Turkish soldiers patrol near the border with Syria, July 24, 2015.Credit: AP
A photo of Dr. Zvi Bar'el.
Zvi Bar'el

Only a few passengers were waiting for the minibus that runs from the Turkish city of Nizip near the Euphrates River to the border town of Carchemish, which overlooks the Syrian city of Jarabulus.

“Before ISIS captured Jarabulus, minibuses would leave almost every hour. The border was open and we made a good living from the trips and from business with the Syrian side,” says Piras, who still lives in his hometown of Carchemish even though “over half its people have abandoned it.”

The renovated train station also seems to recall better days. In the past the line from Istanbul to Baghdad, built by German engineers, passed through there, but now it’s a combat zone. On the other side of the border, the Islamic State is in control.

According to reports from Syria, the Islamic State planted mines around Jarabulus, where some streets were covered with plastic sheeting to conceal the group’s operations from the cameras of Turkish or Western jets. And Islamic State people were seen digging trenches in preparation for a battle against the Kurds, who are closing in from the east and south.

But not only the Islamic State is worried about the battle that might expel it from this key border town. Turkey is worried that Syrian Kurdish forces might take over. Such domination would create a contiguous Kurdish territory that would begin in northeast Syria, continue via the Kobani region, and end around the city of Azaz in the east.

Turkey fears that such contiguity would put the Kurds in control along most of its border with Syria, and would even encourage the Syrian Kurds to declare an autonomous district that Turkey would see as a political threat. The paradox is that the Islamic State, against which Turkey joined the fight last week, is considered the “defense line” against the Kurdish threat.

Here too lies the dilemma of the United States, which on the one hand sees the Syrian Kurds as allies who have displayed an impressive ability to eliminate the Islamic State in parts of northern Syria. On the other hand, Washington needs Ankara’s permission to use Turkish air bases in the fight the Islamic State.

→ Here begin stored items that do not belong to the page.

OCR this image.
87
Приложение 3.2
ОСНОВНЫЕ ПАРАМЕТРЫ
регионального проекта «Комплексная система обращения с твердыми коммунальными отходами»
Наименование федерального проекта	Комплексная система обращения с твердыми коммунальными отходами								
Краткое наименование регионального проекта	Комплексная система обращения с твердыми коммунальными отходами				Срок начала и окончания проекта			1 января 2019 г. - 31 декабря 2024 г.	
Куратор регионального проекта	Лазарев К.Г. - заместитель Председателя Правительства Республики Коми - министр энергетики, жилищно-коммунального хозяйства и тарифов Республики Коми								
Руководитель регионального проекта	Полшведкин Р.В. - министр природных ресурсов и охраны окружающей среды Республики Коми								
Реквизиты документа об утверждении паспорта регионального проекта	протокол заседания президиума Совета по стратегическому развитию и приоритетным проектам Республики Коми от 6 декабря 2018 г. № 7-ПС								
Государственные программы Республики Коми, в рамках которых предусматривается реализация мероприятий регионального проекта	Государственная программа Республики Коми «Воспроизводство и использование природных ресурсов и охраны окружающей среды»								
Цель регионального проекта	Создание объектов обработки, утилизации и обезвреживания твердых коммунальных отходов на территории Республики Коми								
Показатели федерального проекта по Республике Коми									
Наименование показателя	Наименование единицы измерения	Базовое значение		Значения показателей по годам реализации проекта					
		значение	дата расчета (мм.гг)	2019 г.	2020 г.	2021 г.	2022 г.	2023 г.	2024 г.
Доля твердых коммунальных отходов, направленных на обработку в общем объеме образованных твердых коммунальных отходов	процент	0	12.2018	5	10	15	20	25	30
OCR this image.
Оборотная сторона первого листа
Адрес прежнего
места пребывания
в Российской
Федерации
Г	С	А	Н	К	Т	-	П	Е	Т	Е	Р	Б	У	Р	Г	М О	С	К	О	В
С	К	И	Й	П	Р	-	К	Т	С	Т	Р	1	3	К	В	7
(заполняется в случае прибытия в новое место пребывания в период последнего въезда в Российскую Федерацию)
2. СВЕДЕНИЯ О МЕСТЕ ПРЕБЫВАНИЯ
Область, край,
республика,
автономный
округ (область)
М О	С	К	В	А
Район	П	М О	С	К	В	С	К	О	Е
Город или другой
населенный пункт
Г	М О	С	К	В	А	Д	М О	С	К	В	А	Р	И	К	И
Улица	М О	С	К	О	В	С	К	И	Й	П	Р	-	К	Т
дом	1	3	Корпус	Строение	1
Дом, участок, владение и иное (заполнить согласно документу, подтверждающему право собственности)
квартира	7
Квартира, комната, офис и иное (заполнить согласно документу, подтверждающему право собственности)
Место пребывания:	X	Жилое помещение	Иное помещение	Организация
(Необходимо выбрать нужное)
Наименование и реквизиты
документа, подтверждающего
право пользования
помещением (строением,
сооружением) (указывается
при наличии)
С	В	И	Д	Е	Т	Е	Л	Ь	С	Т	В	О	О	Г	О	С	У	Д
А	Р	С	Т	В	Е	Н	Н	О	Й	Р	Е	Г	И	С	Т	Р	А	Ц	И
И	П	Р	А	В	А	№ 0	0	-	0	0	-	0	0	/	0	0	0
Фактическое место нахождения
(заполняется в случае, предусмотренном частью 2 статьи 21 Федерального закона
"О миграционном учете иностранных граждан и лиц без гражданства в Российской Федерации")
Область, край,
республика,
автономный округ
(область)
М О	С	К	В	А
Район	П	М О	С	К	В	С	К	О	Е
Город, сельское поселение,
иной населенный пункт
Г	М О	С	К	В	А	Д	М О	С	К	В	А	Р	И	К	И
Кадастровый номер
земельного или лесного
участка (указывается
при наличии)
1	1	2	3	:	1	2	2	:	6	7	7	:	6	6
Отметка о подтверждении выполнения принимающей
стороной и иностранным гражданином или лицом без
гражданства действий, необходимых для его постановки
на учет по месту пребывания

To square the circle, the United States agreed to let Turkey fight “Kurdish terror” and establish a buffer zone 30 to 50 kilometers deep and about 100 kilometers (62 miles) long. Not coincidentally, this security strip overlaps the area of Kurdish control. In that way the buffer zone won’t only be a safe haven for refugees, it will let Turkey neutralize Kurdish aspirations for a region of their own.

Washington, which understands the Turkish manipulation, is gritting its teeth. It condemns the terror of the Kurdish underground, the PKK, on Turkish territory, but it continues to help the Syrian Kurds in their war against the Islamic State.

Even NATO, whose North Atlantic Council was convened by Turkey to provide backing for Ankara’s operations against the Kurds, was forced to support Turkey’s war “against terror of any kind,” without specifically mentioning Kurdish terror. NATO fears that Turkey will drag it into a conflict that stems from a country’s internal political problems.

We can assume the European Union considers itself lucky that it hasn’t let the Turks in yet, because under the present circumstances, the EU would be obligated to come to Turkey’s defense and become actively involved in a Mideast war. The absurdity is that Turkey, which until now eschewed military intervention in Syria, even when tens of thousands of people were being slaughtered on its border, is now the country demanding protection and cooperation.

There’s no arguing that Turkey is waging a difficult and bloody struggle against the PKK, whose presence on and within its border is a genuine threat. In 2012, this threat compelled President Recep Tayyip Erdogan to conduct a dialogue with imprisoned PKK leader Abdullah Ocalan and seek a reconciliation agreement. The “peace process,” as those negotiations are called, achieved a cease-fire and approached a historic agreement.

But the Kurds say the government failed to craft a law allowing for a pardon or at least protection for PKK activists, while Ankara says it was the Kurds who violated the cease-fire by attacking Turkish policemen and soldiers. While the truth of these narratives is a matter of interpretation, Erdogan has declared that there is no longer any point in continuing the “peace process.”

Kurdish activists told Haaretz they’re having a hard time understanding Erdogan’s logic. “If PKK terror is the threat, negotiations with it could actually lead to a solution — especially when for decades Turkey hasn’t managed to eliminate the organization,” says an activist from the pro-Kurdish party that did surprisingly well in the June election.

“Erdogan now wants to inflame ultranationalist policy to prepare the ground for early elections, which may bring his party a greater victory this time,” the activist says. It won’t be the first time that in Turkey and elsewhere, nurturing the winds of war is an integral part of shaking up politics.